Medevac King Air flew into mountain

Aviation International News » February 2009
January 30, 2009, 6:16 AM

Hawker Beechcraft King Air E90B, Ruidoso, N.M., Aug. 5, 2007–The NTSB determined the probable cause of the crash of the EMS King Air in the mountains was the pilot’s “failure to maintain clearance from terrain due to spatial disorientation.” The Southwest MedEvac airplane–carrying a pilot, flight nurse, paramedic, a 15-month-old patient and his mother, all of whom were killed–took off from Sierra Blanca Regional Airport, elevation 6,814 feet, made a left turn and disappeared. It hit a mountain at 6,860 feet four miles southeast of the airport. It was a dark night, but visual conditions prevailed. An IFR flight plan had been filed but not activated.
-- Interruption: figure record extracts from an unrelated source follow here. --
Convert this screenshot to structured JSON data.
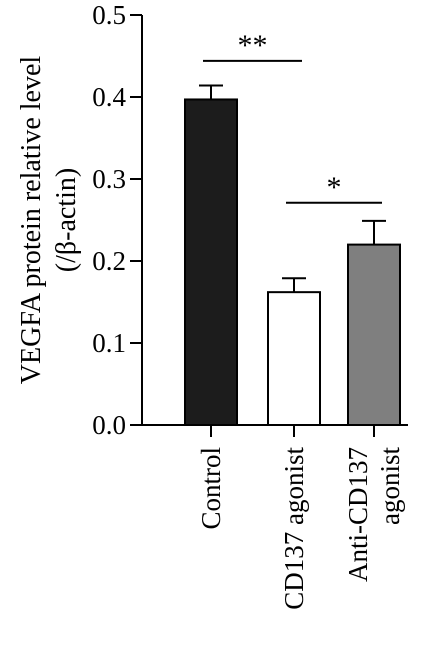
{
  "chart_data": {
    "type": "bar",
    "title": "",
    "xlabel": "",
    "ylabel_lines": [
      "VEGFA protein relative level",
      "(/β-actin)"
    ],
    "ylim": [
      0,
      0.5
    ],
    "yticks": [
      "0.0",
      "0.1",
      "0.2",
      "0.3",
      "0.4",
      "0.5"
    ],
    "categories": [
      {
        "lines": [
          "Control"
        ]
      },
      {
        "lines": [
          "CD137 agonist"
        ]
      },
      {
        "lines": [
          "Anti-CD137",
          "agonist"
        ]
      }
    ],
    "values": [
      0.397,
      0.162,
      0.22
    ],
    "errors": [
      0.017,
      0.017,
      0.029
    ],
    "bar_colors": [
      "#1c1c1c",
      "#ffffff",
      "#7f7f7f"
    ],
    "significance": [
      {
        "from": 0,
        "to": 1,
        "label": "**",
        "y": 0.444
      },
      {
        "from": 1,
        "to": 2,
        "label": "*",
        "y": 0.271
      }
    ]
  }
}
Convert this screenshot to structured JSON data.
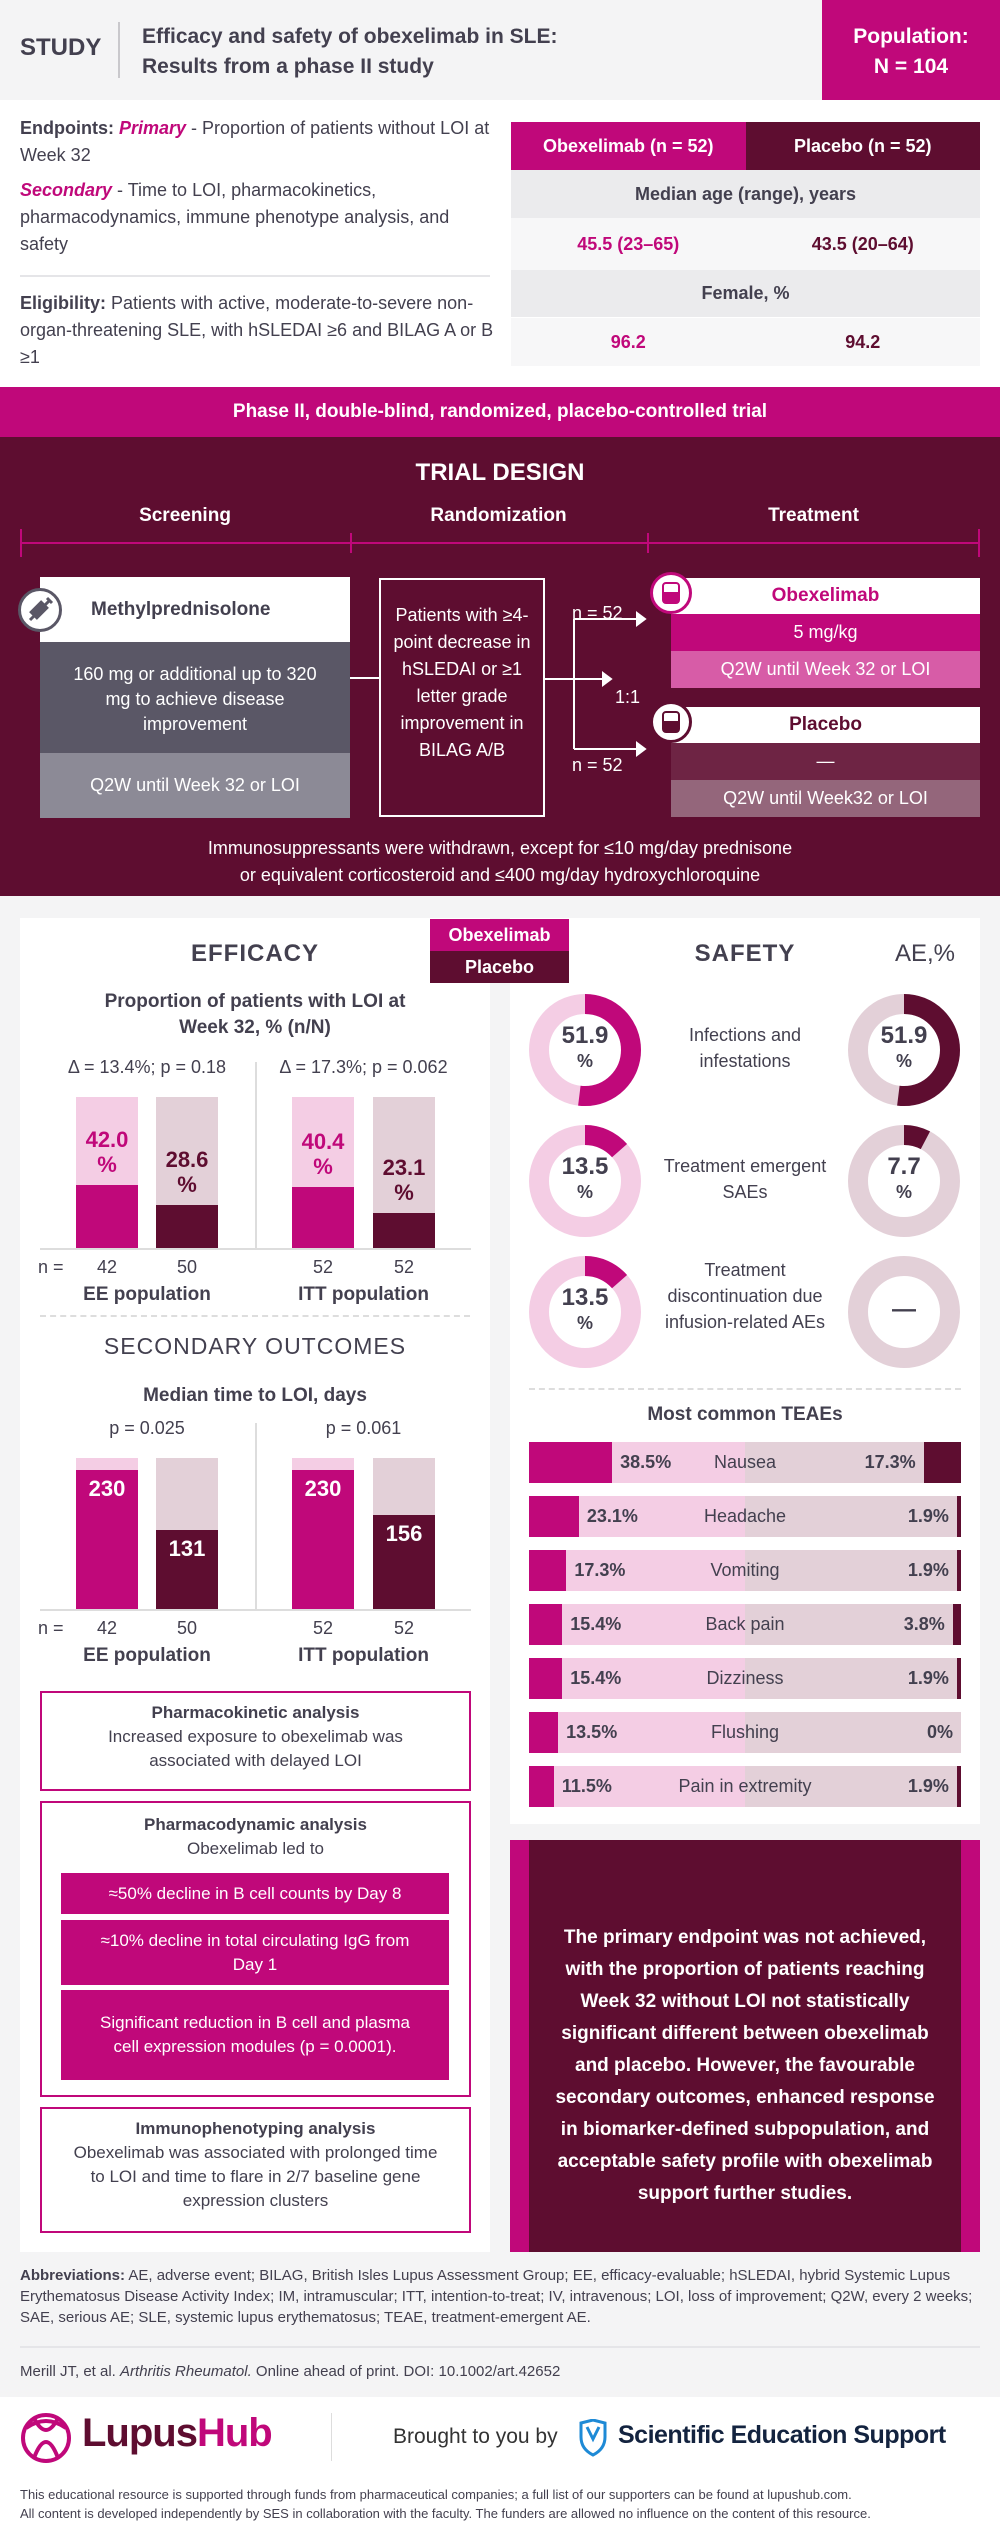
{
  "header": {
    "study_label": "STUDY",
    "title_line1": "Efficacy and safety of obexelimab in SLE:",
    "title_line2": "Results from a phase II study",
    "population_label": "Population:",
    "population_value": "N = 104"
  },
  "endpoints": {
    "label": "Endpoints:",
    "primary_label": "Primary",
    "primary_text": " - Proportion of patients without LOI at Week 32",
    "secondary_label": "Secondary",
    "secondary_text": " - Time to LOI, pharmacokinetics, pharmacodynamics, immune phenotype analysis, and safety",
    "eligibility_label": "Eligibility:",
    "eligibility_text": " Patients with active, moderate-to-severe non-organ-threatening SLE, with hSLEDAI ≥6 and BILAG A or B ≥1"
  },
  "baseline_table": {
    "col_obex": "Obexelimab (n = 52)",
    "col_placebo": "Placebo (n = 52)",
    "rows": [
      {
        "label": "Median age (range), years",
        "obex": "45.5 (23–65)",
        "placebo": "43.5 (20–64)"
      },
      {
        "label": "Female, %",
        "obex": "96.2",
        "placebo": "94.2"
      }
    ]
  },
  "phase_banner": "Phase II, double-blind, randomized, placebo-controlled trial",
  "trial_design": {
    "title": "TRIAL DESIGN",
    "phases": [
      "Screening",
      "Randomization",
      "Treatment"
    ],
    "screening": {
      "drug": "Methylprednisolone",
      "dose": "160 mg or additional up to 320 mg to achieve disease improvement",
      "schedule": "Q2W until Week 32 or LOI",
      "icon": "syringe-icon"
    },
    "randomization_criteria": "Patients with ≥4-point decrease in hSLEDAI or ≥1 letter grade improvement in BILAG A/B",
    "ratio": "1:1",
    "n_obex": "n = 52",
    "n_placebo": "n = 52",
    "obex": {
      "name": "Obexelimab",
      "dose": "5 mg/kg",
      "schedule": "Q2W until Week 32 or LOI",
      "icon": "iv-bag-icon"
    },
    "placebo": {
      "name": "Placebo",
      "dose": "—",
      "schedule": "Q2W until Week32 or LOI",
      "icon": "iv-bag-icon"
    },
    "note_line1": "Immunosuppressants were withdrawn, except for ≤10 mg/day prednisone",
    "note_line2": "or equivalent corticosteroid and ≤400 mg/day hydroxychloroquine"
  },
  "legend": {
    "obex": "Obexelimab",
    "placebo": "Placebo"
  },
  "colors": {
    "obex": "#c0087a",
    "placebo": "#5e0d30",
    "obex_light": "#f4cde4",
    "placebo_light": "#e3d0d8"
  },
  "efficacy": {
    "title": "EFFICACY",
    "n_label": "n ="
  },
  "chart_data": [
    {
      "type": "bar",
      "title": "Proportion of patients with LOI at Week 32, % (n/N)",
      "ylim": [
        0,
        100
      ],
      "groups": [
        {
          "label": "EE population",
          "stat": "Δ = 13.4%; p = 0.18",
          "bars": [
            {
              "series": "Obexelimab",
              "value": 42.0,
              "label": "42.0 %",
              "n": "42"
            },
            {
              "series": "Placebo",
              "value": 28.6,
              "label": "28.6 %",
              "n": "50"
            }
          ]
        },
        {
          "label": "ITT population",
          "stat": "Δ = 17.3%; p = 0.062",
          "bars": [
            {
              "series": "Obexelimab",
              "value": 40.4,
              "label": "40.4 %",
              "n": "52"
            },
            {
              "series": "Placebo",
              "value": 23.1,
              "label": "23.1 %",
              "n": "52"
            }
          ]
        }
      ]
    },
    {
      "type": "bar",
      "section": "SECONDARY OUTCOMES",
      "title": "Median time to LOI, days",
      "ylim": [
        0,
        250
      ],
      "groups": [
        {
          "label": "EE population",
          "stat": "p = 0.025",
          "bars": [
            {
              "series": "Obexelimab",
              "value": 230,
              "label": "230",
              "n": "42"
            },
            {
              "series": "Placebo",
              "value": 131,
              "label": "131",
              "n": "50"
            }
          ]
        },
        {
          "label": "ITT population",
          "stat": "p = 0.061",
          "bars": [
            {
              "series": "Obexelimab",
              "value": 230,
              "label": "230",
              "n": "52"
            },
            {
              "series": "Placebo",
              "value": 156,
              "label": "156",
              "n": "52"
            }
          ]
        }
      ]
    },
    {
      "type": "pie",
      "title": "SAFETY",
      "unit_label": "AE,%",
      "rows": [
        {
          "label": "Infections and infestations",
          "obex": 51.9,
          "obex_label": "51.9",
          "placebo": 51.9,
          "placebo_label": "51.9"
        },
        {
          "label": "Treatment emergent SAEs",
          "obex": 13.5,
          "obex_label": "13.5",
          "placebo": 7.7,
          "placebo_label": "7.7"
        },
        {
          "label": "Treatment discontinuation due infusion-related AEs",
          "obex": 13.5,
          "obex_label": "13.5",
          "placebo": 0,
          "placebo_label": "—"
        }
      ]
    },
    {
      "type": "bar",
      "title": "Most common TEAEs",
      "xlim": [
        0,
        100
      ],
      "rows": [
        {
          "label": "Nausea",
          "obex": 38.5,
          "placebo": 17.3
        },
        {
          "label": "Headache",
          "obex": 23.1,
          "placebo": 1.9
        },
        {
          "label": "Vomiting",
          "obex": 17.3,
          "placebo": 1.9
        },
        {
          "label": "Back pain",
          "obex": 15.4,
          "placebo": 3.8
        },
        {
          "label": "Dizziness",
          "obex": 15.4,
          "placebo": 1.9
        },
        {
          "label": "Flushing",
          "obex": 13.5,
          "placebo": 0
        },
        {
          "label": "Pain in extremity",
          "obex": 11.5,
          "placebo": 1.9
        }
      ]
    }
  ],
  "pk": {
    "title": "Pharmacokinetic analysis",
    "text": "Increased exposure to obexelimab was associated with delayed LOI"
  },
  "pd": {
    "title": "Pharmacodynamic analysis",
    "intro": "Obexelimab led to",
    "items": [
      "≈50% decline in B cell counts by Day 8",
      "≈10% decline in total circulating IgG from Day 1",
      "Significant reduction in B cell and plasma cell expression modules (p = 0.0001)."
    ]
  },
  "immuno": {
    "title": "Immunophenotyping analysis",
    "text": "Obexelimab was associated with prolonged time to LOI and time to flare in 2/7 baseline gene expression clusters"
  },
  "conclusion": "The primary endpoint was not achieved, with the proportion of patients reaching Week 32 without LOI not statistically significant different between obexelimab and placebo. However, the favourable secondary outcomes, enhanced response in biomarker-defined subpopulation, and acceptable safety profile with obexelimab support further studies.",
  "abbreviations": {
    "label": "Abbreviations:",
    "text": " AE, adverse event; BILAG, British Isles Lupus Assessment Group; EE, efficacy-evaluable; hSLEDAI, hybrid Systemic Lupus Erythematosus Disease Activity Index; IM, intramuscular; ITT, intention-to-treat; IV, intravenous; LOI, loss of improvement; Q2W, every 2 weeks; SAE, serious AE; SLE, systemic lupus erythematosus; TEAE, treatment-emergent AE."
  },
  "citation": {
    "authors": "Merill JT, et al. ",
    "journal": "Arthritis Rheumatol.",
    "rest": " Online ahead of print. DOI: 10.1002/art.42652"
  },
  "footer": {
    "logo": "LupusHub",
    "logo_part1": "Lupus",
    "logo_part2": "Hub",
    "brought_by": "Brought to you by",
    "sponsor": "Scientific Education Support",
    "disclaimer_line1": "This educational resource is supported through funds from pharmaceutical companies; a full list of our supporters can be found at lupushub.com.",
    "disclaimer_line2": "All content is developed independently by SES in collaboration with the faculty. The funders are allowed no influence on the content of this resource."
  }
}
The pilot had only 23 hours in the accident airplane. He tested positive for chlorpheniramine, an over-the-counter antihistamine used to treat allergy and cold symptoms that impairs the taker, and acetaminophen (an OTC pain and fever reducer such as Tylenol, frequently combined with the chlorpheniramine). The Safety Board could not accurately estimate the time of last use, nor determine if the pilot was impaired during the flight. According to the regional flight surgeon for the FAA’s Southwest Region, “If the FAA had been made aware of this medication, the pilot would have been issued a warning not to fly within 12 hours of taking it.”